As described in the previous section, we validated HaraliCU by comparing the values of the features contrast, correlation, energy, and homogeneity with those extracted using the built-in functions graycomatrix
.
4.2 Computational results
The computational performance of the pipeline presented in this work was assessed by independently considering the two steps parallelized on the GPU: Haralick feature extraction and unsupervised SOM-based image pixel clustering.

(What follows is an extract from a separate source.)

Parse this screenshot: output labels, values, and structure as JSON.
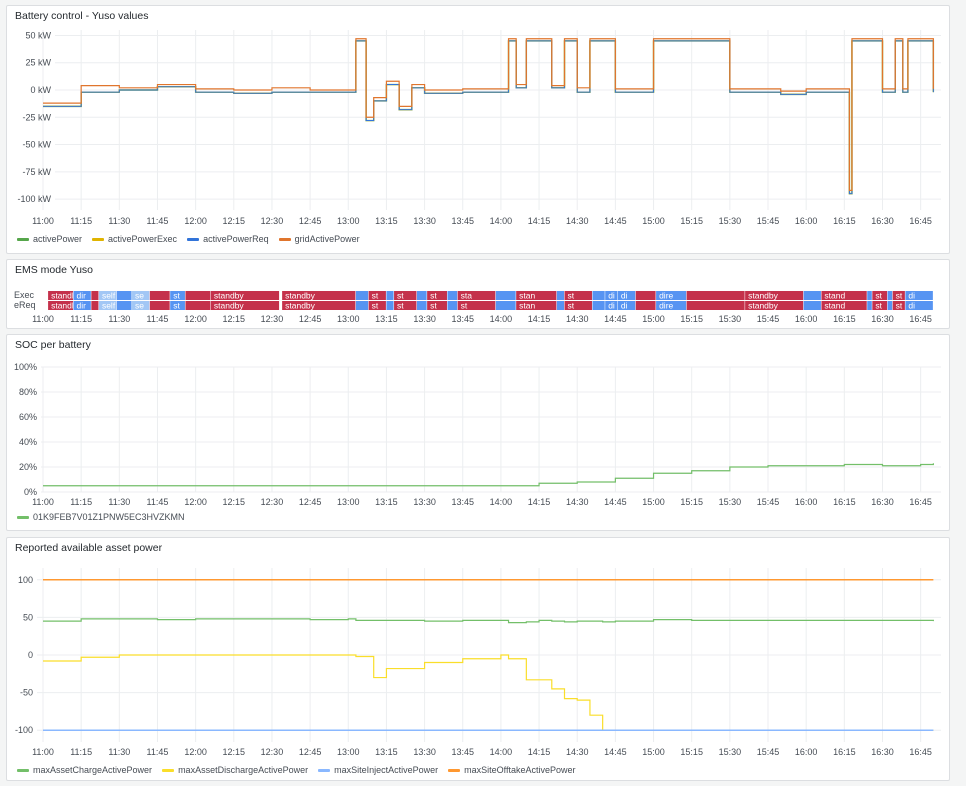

HaraliCU The CUDA-based version of the Haralick feature extraction, employed in our pipeline, was tested against a CPU version coded in C++, which resulted extremely efficient with respect to the MATLAB version, based on the
graycomatrix
and
graycoprops
functions, to extract Haralick features on brain metastasis MR images [
42]. As a matter of fact, by varying the grayscale range from
\(2^4\) to
\(2^9\) levels, we achieved speed-up values around
\(50\times \) and
\(200\times \), respectively.
The GPU version of HaraliCU was executed on an NVIDIA GeForce GTX Titan X (3072 cores, clock 1.075 GHz, 12 GB of RAM), CUDA toolkit version 8 (driver 387.26), running on a workstation with Ubuntu 16.04 LTS, equipped with a CPU Intel Core i\(7-2600\) (clock 3.4 GHz) and 8 GB of RAM. The CPU version was run on the same workstation, relying upon the computational power provided by the CPU Intel Core i\(7-2600\). The CPU version was compiled by using the GNU C++ compiler (version 5.4.0) with optimization flag -O3
, while the GPU version was compiled with the CUDA Toolkit 8 by exploiting the optimization flag -O3
for both CPU and GPU codes.
In order to collect statistically sound results and take into consideration the variability and heterogeneity typically characterizing medical images, we randomly selected 30 images from 3 different patients (10 per patient) affected by brain metastases and 30 images from 3 different patients affected by ovarian cancer. We tested both the CPU and GPU versions by considering various window sizes, that is, \(\omega \in \{3, 7, 11, 15, 19, 23, 27, 31\}\), as well as two different intensity levels (i.e., \(2^8\) and \(2^{16}\)). For each combination of \(\omega \) and intensity levels, we also enabled and disabled the GLCM symmetry to evaluate how the symmetry affects the running time.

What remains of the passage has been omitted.